J'aime autant vous le dire tout de suite : c'est un véritable chef d'oeuvre !!!
Si vous ne devez lire qu'une BD cette année, ça doit être celle-là !
Polza Mancini est en garde à vue. Il est gros, très gros. Une femme, Carole, est à l'hopital. Il semblerait que Polza soit le responsable. Les 2 flics sont chargés de le cuisiner et de faire éclater la vérité. Alcoolique, sujet à des hallucinations et interné plusieurs fois en asile psychiatrique, Polza n'est pas pris au sérieux. Pourtant il raconte. Il raconte sa vie dès l'enfance et son parcours jonché d'obstacles.
"Si vous voulez comprendre... il faut que vous passiez par où je suis passé."

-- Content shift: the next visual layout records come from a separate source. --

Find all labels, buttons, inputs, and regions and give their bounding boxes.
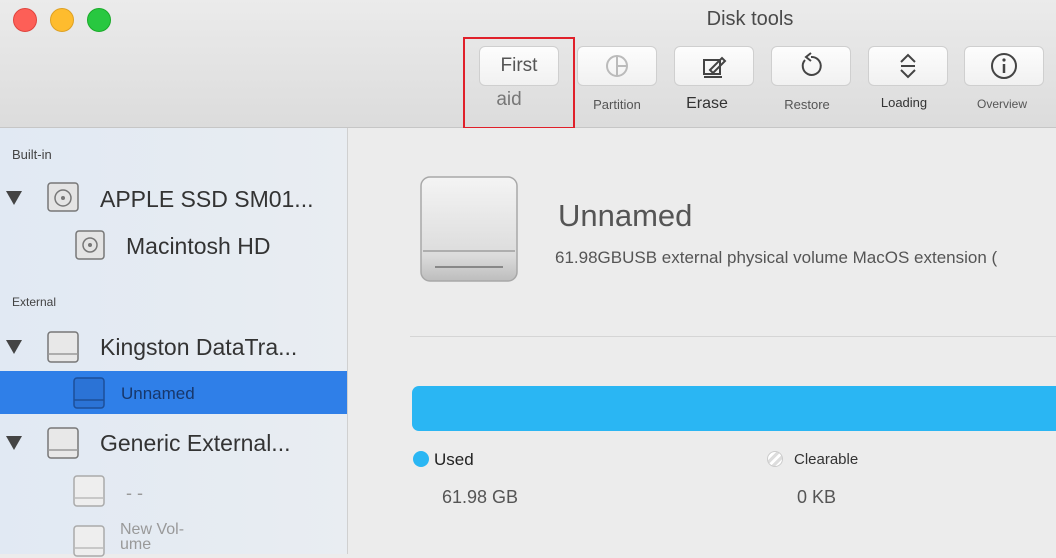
toolbar: Disk tools First aid Partition Erase Res…	[0, 0, 1056, 129]
sidebar-item-dash[interactable]: - -	[0, 473, 347, 511]
erase-label: Erase	[686, 95, 728, 112]
used-label: Used	[434, 450, 474, 469]
external-disk-icon	[73, 475, 105, 507]
info-icon	[991, 53, 1017, 79]
sidebar-item-label: Kingston DataTra...	[100, 334, 298, 360]
divider	[410, 336, 1056, 337]
minimize-window-button[interactable]	[50, 8, 74, 32]
external-disk-icon	[47, 427, 79, 459]
volume-disk-icon	[75, 230, 105, 260]
partition-button[interactable]	[577, 46, 657, 86]
sidebar-item-generic-external[interactable]: Generic External...	[0, 425, 347, 463]
volume-title: Unnamed	[558, 198, 693, 233]
close-window-button[interactable]	[13, 8, 37, 32]
erase-button[interactable]	[674, 46, 754, 86]
restore-button[interactable]	[771, 46, 851, 86]
external-drive-icon	[420, 176, 518, 282]
clearable-label: Clearable	[794, 451, 859, 468]
zoom-window-button[interactable]	[87, 8, 111, 32]
partition-icon	[606, 55, 628, 77]
disclosure-triangle-icon[interactable]	[6, 191, 22, 205]
sidebar-item-unnamed[interactable]: Unnamed	[0, 371, 347, 414]
erase-icon	[703, 56, 727, 78]
sidebar-item-label: Generic External...	[100, 430, 291, 456]
sidebar-item-kingston[interactable]: Kingston DataTra...	[0, 329, 347, 367]
used-value: 61.98 GB	[442, 487, 519, 507]
disclosure-triangle-icon[interactable]	[6, 436, 22, 450]
overview-button[interactable]	[964, 46, 1044, 86]
usage-bar	[412, 386, 1056, 431]
sidebar-item-label: - -	[126, 483, 143, 503]
sidebar-item-new-volume[interactable]: New Vol- ume	[0, 520, 347, 557]
clearable-value: 0 KB	[797, 487, 837, 507]
window-title: Disk tools	[706, 8, 794, 30]
highlight-box	[463, 37, 575, 129]
used-legend-dot	[413, 451, 429, 467]
sidebar-item-label: New Vol- ume	[120, 521, 185, 553]
external-disk-icon	[73, 377, 105, 409]
volume-description: 61.98GBUSB external physical volume MacO…	[555, 248, 998, 267]
sidebar-item-apple-ssd[interactable]: APPLE SSD SM01...	[0, 180, 347, 220]
external-disk-icon	[47, 331, 79, 363]
sidebar-item-macintosh-hd[interactable]: Macintosh HD	[0, 228, 347, 268]
restore-icon	[801, 52, 822, 76]
disclosure-triangle-icon[interactable]	[6, 340, 22, 354]
section-label-builtin: Built-in	[12, 147, 52, 162]
clearable-legend-dot	[767, 451, 783, 467]
sidebar-item-label: APPLE SSD SM01...	[100, 186, 314, 212]
sidebar-item-label: Macintosh HD	[126, 233, 271, 259]
sidebar-item-label: Unnamed	[121, 384, 195, 403]
external-disk-icon	[73, 525, 105, 557]
loading-label: Loading	[880, 95, 928, 110]
restore-label: Restore	[784, 97, 830, 112]
loading-button[interactable]	[868, 46, 948, 86]
sidebar: Built-in APPLE SSD SM01... Macintosh HD …	[0, 128, 348, 557]
section-label-external: External	[12, 295, 57, 309]
hard-disk-icon	[47, 182, 79, 212]
partition-label: Partition	[593, 97, 641, 112]
overview-label: Overview	[976, 97, 1027, 111]
mount-icon	[900, 53, 916, 79]
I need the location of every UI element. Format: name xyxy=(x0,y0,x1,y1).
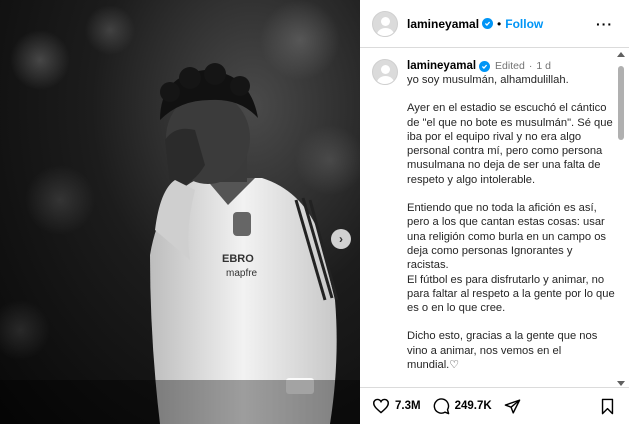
verified-badge-icon xyxy=(482,18,494,29)
caption-paragraph: Ayer en el estadio se escuchó el cántico… xyxy=(407,102,613,186)
save-button[interactable] xyxy=(600,398,615,420)
svg-text:mapfre: mapfre xyxy=(226,268,258,279)
like-count[interactable]: 7.3M xyxy=(395,400,421,412)
scroll-down-icon[interactable] xyxy=(617,381,625,386)
heart-icon xyxy=(372,398,390,414)
follow-button[interactable]: Follow xyxy=(505,17,543,31)
share-button[interactable] xyxy=(504,398,521,415)
post-panel: lamineyamal • Follow ··· lamineyamal Edi… xyxy=(360,0,629,424)
avatar[interactable] xyxy=(372,10,398,37)
paper-plane-icon xyxy=(504,398,520,414)
verified-badge-icon xyxy=(479,60,491,72)
post-header: lamineyamal • Follow ··· xyxy=(360,0,629,48)
player-image: EBRO mapfre xyxy=(0,0,360,424)
bookmark-icon xyxy=(601,398,614,415)
comment-bubble-icon xyxy=(433,397,449,414)
carousel-next-button[interactable]: › xyxy=(331,229,351,249)
like-button[interactable]: 7.3M xyxy=(372,398,421,414)
meta-separator: · xyxy=(528,59,533,72)
separator-dot: • xyxy=(497,16,502,31)
caption-paragraph: yo soy musulmán, alhamdulillah. xyxy=(407,74,569,86)
avatar[interactable] xyxy=(372,59,398,85)
svg-text:EBRO: EBRO xyxy=(222,253,254,265)
action-bar: 7.3M 249.7K xyxy=(360,387,629,424)
post-photo[interactable]: EBRO mapfre › xyxy=(0,0,360,424)
caption-paragraph: Dicho esto, gracias a la gente que nos v… xyxy=(407,330,601,372)
scroll-up-icon[interactable] xyxy=(617,52,625,57)
caption-comment: lamineyamal Edited · 1 d yo soy musulmán, … xyxy=(360,49,615,385)
edited-label: Edited xyxy=(495,59,525,72)
scrollbar-thumb[interactable] xyxy=(618,66,624,140)
more-options-icon[interactable]: ··· xyxy=(596,16,613,32)
comment-count[interactable]: 249.7K xyxy=(455,400,492,412)
comment-button[interactable]: 249.7K xyxy=(433,397,492,415)
comment-time[interactable]: 1 d xyxy=(536,60,551,72)
comment-username[interactable]: lamineyamal xyxy=(407,59,476,73)
post-username[interactable]: lamineyamal xyxy=(407,17,479,31)
caption-paragraph: Entiendo que no toda la afición es así, … xyxy=(407,202,615,315)
comment-meta: Edited · 1 d xyxy=(495,59,551,73)
comments-scrollbar[interactable] xyxy=(616,52,626,386)
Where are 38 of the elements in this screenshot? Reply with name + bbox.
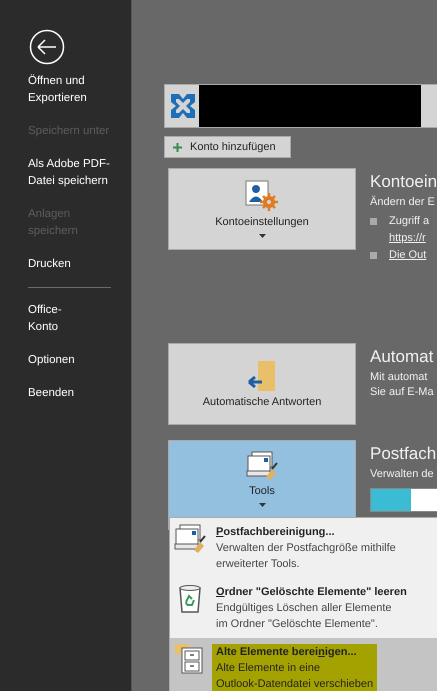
door-arrow-icon — [248, 360, 276, 392]
sidebar-item[interactable]: Office- Konto — [0, 302, 131, 336]
menu-item[interactable]: Ordner "Gelöschte Elemente" leeren Endgültiges Löschen aller Elemente im Ordner "Gelöschte Elemente". — [170, 578, 437, 638]
exchange-icon — [168, 91, 198, 121]
account-selector[interactable] — [164, 84, 437, 128]
menu-item[interactable]: Alte Elemente bereinigen... Alte Elemente in eine Outlook-Datendatei verschieben — [170, 638, 437, 691]
sidebar-item[interactable]: Drucken — [0, 256, 131, 273]
section-heading: Automat — [370, 347, 434, 367]
sidebar-item[interactable]: Öffnen und Exportieren — [0, 73, 131, 107]
user-gear-icon — [245, 180, 279, 212]
menu-item-title: Ordner "Gelöschte Elemente" leeren — [216, 586, 407, 598]
section-heading: Kontoein — [370, 172, 437, 192]
link[interactable]: Die Out — [389, 249, 426, 261]
recycle-bin-icon — [178, 584, 202, 614]
description-text: Verwalten de — [370, 467, 435, 482]
description-text: Sie auf E-Ma — [370, 385, 434, 400]
sidebar-item[interactable]: Als Adobe PDF- Datei speichern — [0, 156, 131, 190]
back-icon[interactable] — [29, 29, 65, 65]
sidebar-item[interactable]: Beenden — [0, 385, 131, 402]
bullet-icon — [370, 252, 377, 258]
description-text: Mit automat — [370, 370, 428, 385]
section-heading: Postfach — [370, 444, 437, 464]
sidebar-item[interactable]: Optionen — [0, 352, 131, 369]
menu-item-title: Alte Elemente bereinigen... — [216, 646, 358, 658]
mailbox-broom-icon — [246, 451, 278, 481]
link[interactable]: https://r — [389, 232, 426, 244]
bullet-icon — [370, 218, 377, 224]
bullet-text: Zugriff a — [389, 215, 430, 227]
add-account-button[interactable]: Konto hinzufügen — [164, 136, 291, 158]
description-text: Ändern der E — [370, 195, 436, 210]
tile-button[interactable]: Kontoeinstellungen — [168, 168, 356, 250]
menu-item-description: Verwalten der Postfachgröße mithilfe erweiterter Tools. — [216, 541, 396, 572]
menu-item-description: Endgültiges Löschen aller Elemente im Ordner "Gelöschte Elemente". — [216, 601, 393, 632]
plus-icon — [173, 142, 182, 152]
menu-item-description: Alte Elemente in eine Outlook-Datendatei verschieben — [216, 661, 374, 691]
file-cabinet-icon — [175, 644, 205, 674]
mailbox-broom-icon — [174, 524, 206, 554]
tile-button[interactable]: Automatische Antworten — [168, 343, 356, 425]
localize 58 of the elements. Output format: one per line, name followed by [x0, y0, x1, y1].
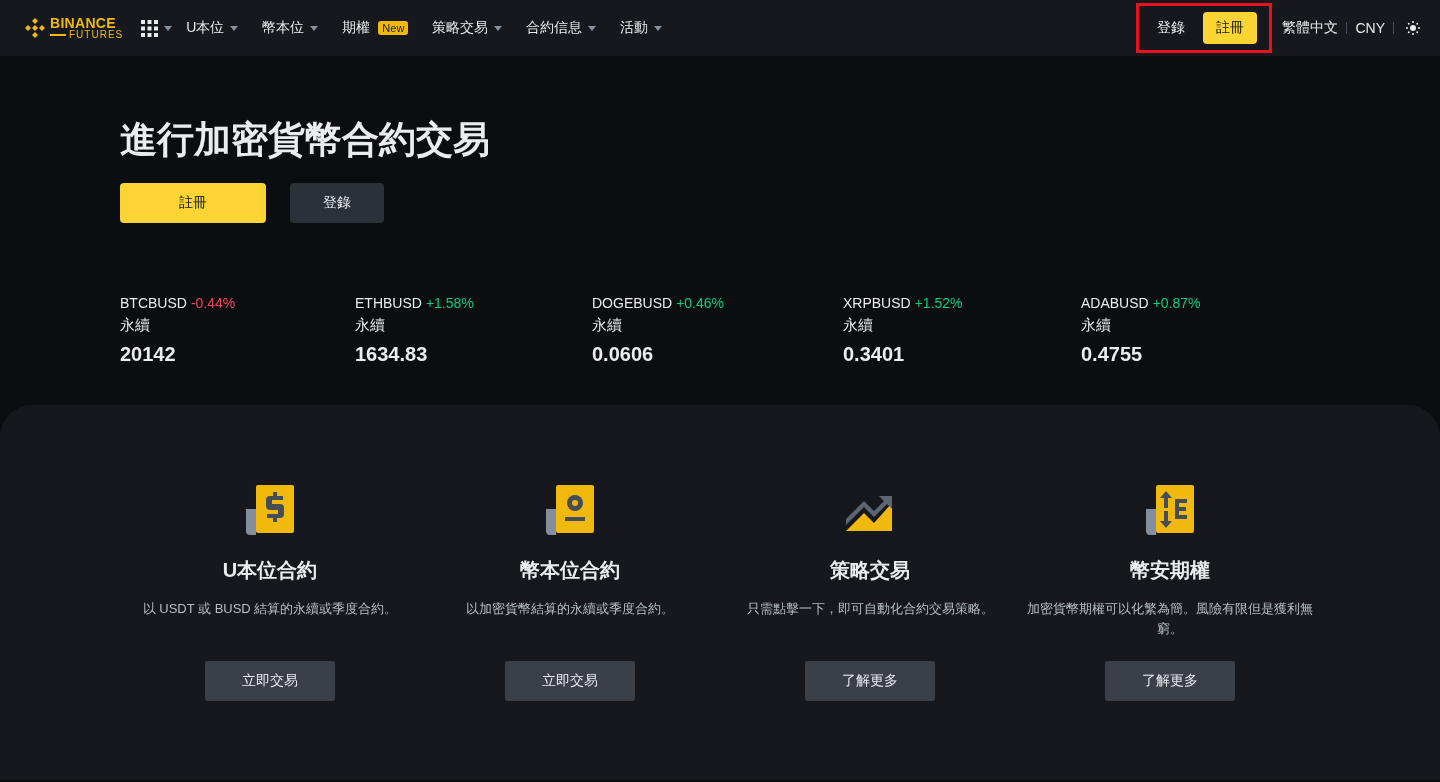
nav-menu-item[interactable]: U本位 — [186, 19, 239, 37]
price-change: +0.87% — [1152, 295, 1201, 311]
register-button[interactable]: 註冊 — [1203, 12, 1258, 44]
login-link[interactable]: 登錄 — [1153, 13, 1190, 43]
product-action-button[interactable]: 了解更多 — [805, 661, 935, 701]
sun-icon[interactable] — [1406, 21, 1420, 35]
contract-type: 永續 — [592, 315, 622, 335]
contract-type: 永續 — [843, 315, 873, 335]
ticker-price: 0.3401 — [843, 342, 905, 367]
product-title: 幣安期權 — [1130, 558, 1210, 583]
language-selector[interactable]: 繁體中文 — [1282, 19, 1339, 37]
logo-brand-text: BINANCE — [50, 16, 116, 30]
logo-product-text: FUTURES — [50, 30, 124, 40]
ticker-symbol[interactable]: ADABUSD — [1081, 295, 1149, 311]
product-action-button[interactable]: 立即交易 — [505, 661, 635, 701]
coin-document-icon — [544, 483, 596, 535]
ticker-symbol[interactable]: BTCBUSD — [120, 295, 187, 311]
ticker-symbol[interactable]: ETHBUSD — [355, 295, 422, 311]
diamond-logo-icon — [24, 17, 46, 39]
register-button[interactable]: 註冊 — [120, 183, 266, 223]
currency-selector[interactable]: CNY — [1355, 20, 1385, 36]
caret-icon — [164, 25, 173, 31]
product-action-button[interactable]: 了解更多 — [1105, 661, 1235, 701]
ticker-symbol[interactable]: DOGEBUSD — [592, 295, 673, 311]
contract-type: 永續 — [1081, 315, 1111, 335]
ticker-price: 0.4755 — [1081, 342, 1143, 367]
apps-menu-button[interactable] — [141, 19, 173, 37]
ticker-price: 20142 — [120, 342, 176, 367]
nav-menu-item[interactable]: 策略交易 — [432, 19, 503, 37]
product-description: 只需點擊一下，即可自動化合約交易策略。 — [745, 600, 995, 618]
binance-futures-logo[interactable]: BINANCE FUTURES — [24, 16, 124, 40]
product-description: 以 USDT 或 BUSD 結算的永續或季度合約。 — [141, 600, 399, 618]
nav-menu-item[interactable]: 合約信息 — [526, 19, 597, 37]
nav-menu-item[interactable]: 活動 — [620, 19, 663, 37]
dash-line-icon — [50, 34, 66, 37]
ticker-symbol[interactable]: XRPBUSD — [843, 295, 911, 311]
grid-icon — [141, 19, 159, 37]
product-title: 策略交易 — [830, 558, 910, 583]
ticker-price: 0.0606 — [592, 342, 654, 367]
product-description: 以加密貨幣結算的永續或季度合約。 — [465, 600, 675, 618]
contract-type: 永續 — [355, 315, 385, 335]
price-change: +1.52% — [914, 295, 963, 311]
product-title: 幣本位合約 — [520, 558, 620, 583]
product-description: 加密貨幣期權可以化繁為簡。風險有限但是獲利無窮。 — [1026, 600, 1314, 638]
dollar-document-icon — [244, 483, 296, 535]
price-change: +0.46% — [676, 295, 724, 311]
product-action-button[interactable]: 立即交易 — [205, 661, 335, 701]
product-title: U本位合約 — [222, 558, 318, 583]
hero-title: 進行加密貨幣合約交易 — [120, 118, 491, 162]
new-badge: New — [378, 21, 409, 35]
price-change: -0.44% — [190, 295, 236, 311]
contract-type: 永續 — [120, 315, 150, 335]
nav-menu-item[interactable]: 期權 New — [342, 19, 409, 37]
options-document-icon — [1144, 483, 1196, 535]
login-button[interactable]: 登錄 — [290, 183, 384, 223]
ticker-price: 1634.83 — [355, 342, 428, 367]
price-change: +1.58% — [425, 295, 474, 311]
nav-menu-item[interactable]: 幣本位 — [262, 19, 319, 37]
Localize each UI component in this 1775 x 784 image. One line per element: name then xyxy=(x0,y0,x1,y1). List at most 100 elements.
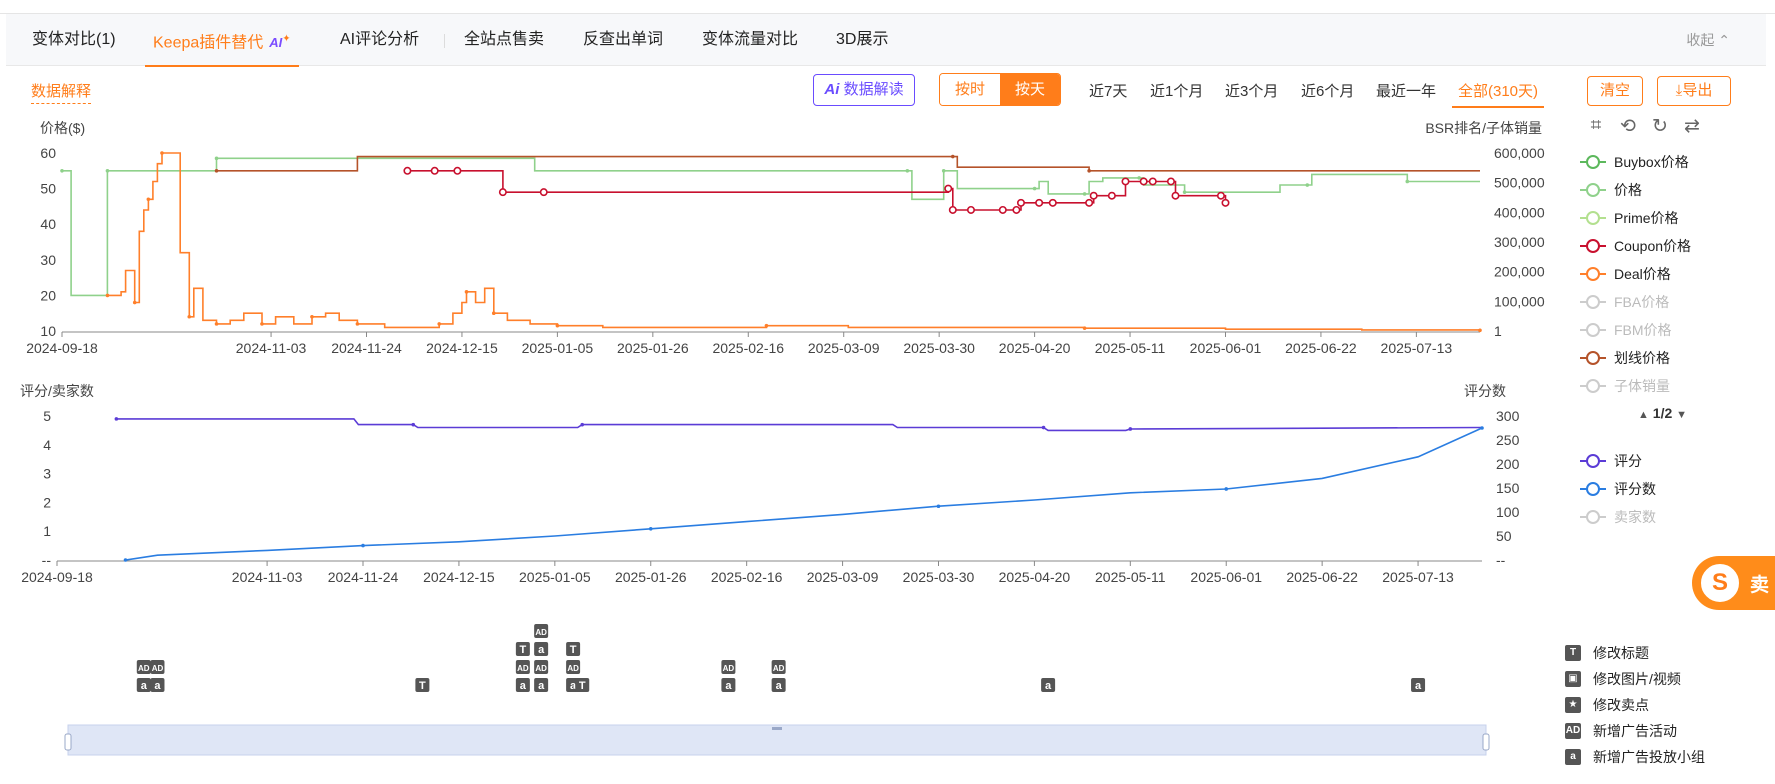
series-point xyxy=(114,417,119,421)
chart-1-ytick-right: 50 xyxy=(1496,528,1512,544)
chart-1-xtick-label: 2025-05-11 xyxy=(1095,569,1166,585)
chart-1-xtick-label: 2025-06-01 xyxy=(1190,569,1262,585)
coupon-point xyxy=(1121,177,1130,186)
chart-0-ytick-right: 1 xyxy=(1494,323,1502,339)
amazon-icon: a xyxy=(1565,749,1581,765)
legend-swatch xyxy=(1580,295,1606,309)
legend-deal-price[interactable]: Deal价格 xyxy=(1580,260,1691,288)
series-Coupon价格-line xyxy=(407,170,1227,211)
series-point xyxy=(146,197,151,202)
series-point xyxy=(361,543,365,548)
coupon-point xyxy=(430,166,439,175)
series-point xyxy=(1128,427,1133,431)
series-point xyxy=(764,323,769,328)
chart-1-ytick-right: 150 xyxy=(1496,480,1520,496)
change-marker-label: AD xyxy=(773,664,785,673)
series-point xyxy=(1137,176,1141,180)
series-point xyxy=(437,322,442,326)
swatch-dot xyxy=(1586,211,1600,225)
triangle-up-icon[interactable]: ▲ xyxy=(1638,409,1649,421)
series-point xyxy=(214,322,219,326)
collapse-button[interactable]: 收起 ⌃ xyxy=(1686,14,1730,66)
chart-1-xtick-label: 2025-01-26 xyxy=(615,569,687,585)
chart-1-ytick-left: 5 xyxy=(43,408,51,424)
chevron-up-icon: ⌃ xyxy=(1718,32,1730,48)
chart-1-ytick-left: 3 xyxy=(43,466,51,482)
legend-swatch xyxy=(1580,239,1606,253)
chart-1-ylabel-left: 评分/卖家数 xyxy=(20,383,94,399)
legend-swatch xyxy=(1580,267,1606,281)
legend-child-sales[interactable]: 子体销量 xyxy=(1580,372,1691,400)
change-marker-label: a xyxy=(538,680,545,692)
brand-logo-icon: S xyxy=(1698,561,1742,605)
legend-pager: ▲ 1/2 ▼ xyxy=(1638,405,1688,421)
legend-fbm-price[interactable]: FBM价格 xyxy=(1580,316,1691,344)
chart-canvas: 价格($) BSR排名/子体销量 10 20 30 40 50 60 1 100,000 200,0… xyxy=(20,120,1545,756)
change-marker-label: AD xyxy=(723,664,735,673)
triangle-down-icon[interactable]: ▼ xyxy=(1676,409,1687,421)
series-point xyxy=(355,322,360,326)
coupon-point xyxy=(948,205,957,214)
chart-1-ytick-right: 100 xyxy=(1496,504,1520,520)
chart-0-ytick-left: 60 xyxy=(40,145,56,161)
coupon-point xyxy=(966,205,975,214)
legend-coupon-price[interactable]: Coupon价格 xyxy=(1580,232,1691,260)
series-point xyxy=(1182,190,1187,194)
change-marker-label: a xyxy=(1415,680,1422,692)
change-type-legend: T 修改标题 ▣ 修改图片/视频 ★ 修改卖点 AD 新增广告活动 a 新增广告投放小组 xyxy=(1565,640,1705,770)
coupon-point xyxy=(539,188,548,197)
coupon-point xyxy=(453,166,462,175)
legend-seller-count[interactable]: 卖家数 xyxy=(1580,503,1656,531)
chart-0-xtick-label: 2024-11-24 xyxy=(331,340,402,356)
chart-0-ytick-right: 200,000 xyxy=(1494,264,1545,280)
coupon-point xyxy=(1016,198,1025,207)
series-point xyxy=(1082,326,1087,330)
series-point xyxy=(123,558,128,562)
coupon-point xyxy=(1216,191,1225,200)
swap-icon[interactable]: ⇄ xyxy=(1681,115,1703,138)
series-point xyxy=(555,323,560,328)
chart-0-ytick-right: 400,000 xyxy=(1494,204,1545,220)
change-marker-label: a xyxy=(1045,680,1052,692)
chart-0-xtick-label: 2025-05-11 xyxy=(1095,340,1166,356)
legend-fba-price[interactable]: FBA价格 xyxy=(1580,288,1691,316)
series-point xyxy=(936,504,941,509)
chart-1-xtick-label: 2024-12-15 xyxy=(423,569,495,585)
series-point xyxy=(1224,487,1229,491)
series-point xyxy=(105,169,110,173)
change-marker-label: T xyxy=(570,644,577,656)
change-marker-label: a xyxy=(776,680,783,692)
series-point xyxy=(1405,179,1410,184)
series-评分数-line xyxy=(125,427,1483,561)
chart-0-ytick-right: 300,000 xyxy=(1494,234,1545,250)
legend-prime-price[interactable]: Prime价格 xyxy=(1580,204,1691,232)
chart-1-xtick-label: 2025-02-16 xyxy=(711,569,783,585)
chart-1-ytick-right: 250 xyxy=(1496,432,1520,448)
star-icon: ★ xyxy=(1565,697,1581,713)
chart-1-xtick-label: 2025-03-09 xyxy=(807,569,879,585)
series-point xyxy=(1480,426,1484,430)
coupon-point xyxy=(498,188,507,197)
legend-rating[interactable]: 评分 xyxy=(1580,447,1656,475)
series-point xyxy=(491,311,496,316)
zoom-reset-icon[interactable]: ⟲ xyxy=(1617,115,1639,138)
legend-swatch xyxy=(1580,510,1606,524)
clear-button[interactable]: 清空 xyxy=(1587,76,1643,106)
legend-swatch xyxy=(1580,482,1606,496)
export-button[interactable]: ⤓导出 xyxy=(1657,76,1731,106)
legend-rating-count[interactable]: 评分数 xyxy=(1580,475,1656,503)
series-point xyxy=(1082,192,1087,196)
floating-brand-button[interactable]: S 卖 xyxy=(1692,556,1775,610)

Il raconte son enfance auprès d'un père seul et mutique. Sa mort qui déclencha tout. Sa volonté de tout quitter, femme et maison, pour devenir clochard volontaire. Le dégoût de son gros corps. La boisson dans lequel il se noie. Le "blast" qui sera une vraie révélation. Et son désir grandissant de retrouver cet état en buvant toujours plus. Le blast est une hallucination, un choc mental où il oublie son propre corps et se sent léger et lourd à la fois. Il se voit sur l'île de Paques face aux statues gigantesques.
Il raconte sa rencontre avec un groupe de sans-abris, cachés dans une forêt. Leur rejet de la société qui les a exclus mais aussi leur tentative d'enfermement dans une autre société recréée. Sa relation muette avec un serbe qui ne parle pas le français.
Polza nous livre un portrait sans concession de sa vie pitoyable. Sa lacheté devant la mort de son père, l'abandon de sa femme sans mots ni remords, il n'épargne aucun détail qui puisse le rabaisser.
Et pourtant on s'attache à ce gros bonhomme... On sait qu'il a une part d'ombre, qu'une femme a subi des violences mais on ne peut être indifférent à son parcours très humain en somme. Alors que les policiers le considèrent comme fou, on se rend compte que Polza est très lucide mais bourré de blessures et de non-dits, comme tout un chacun. On découvrira pourtant qu'il ne nous dit pas tout. Dans ce tome, vous ne saurez rien sur Carole, sur ce qui lui est arrivé. Son temps viendra plus tard.
La narration du récit est excellente, alternant flash-back et garde à vue policière, lenteur et rapidité et fait montre d'une grande maitrise. On y trouve des illustrations pleine page absolument superbes ! L'univers en lavis clair obscur, ponctué de très très rares touches de couleurs accentuent le côté sombre de l'album.
Ne cherchez pas le trait que vous avez connu dans Le retour à la terre ou Le combat ordinaire, vous seriez déçu. Larcenet est plus proche ici de ses travaux édités chez Les Rêveurs.
Larcenet avoue avoir mis toutes ses peurs et ses obsessions dans cette oeuvre.
Lisez l'interview supra intéressante de l'auteur par Bodoï pour mieux comprendre sa génèse.
Les premières planches sont à lire ici !
Cet album prend véritablement aux tripes et fut pour moi une énorme claque !
Note : **********
C'est la BD de l'année (et peut-être plus encore...) : Ne la ratez surtout pas !!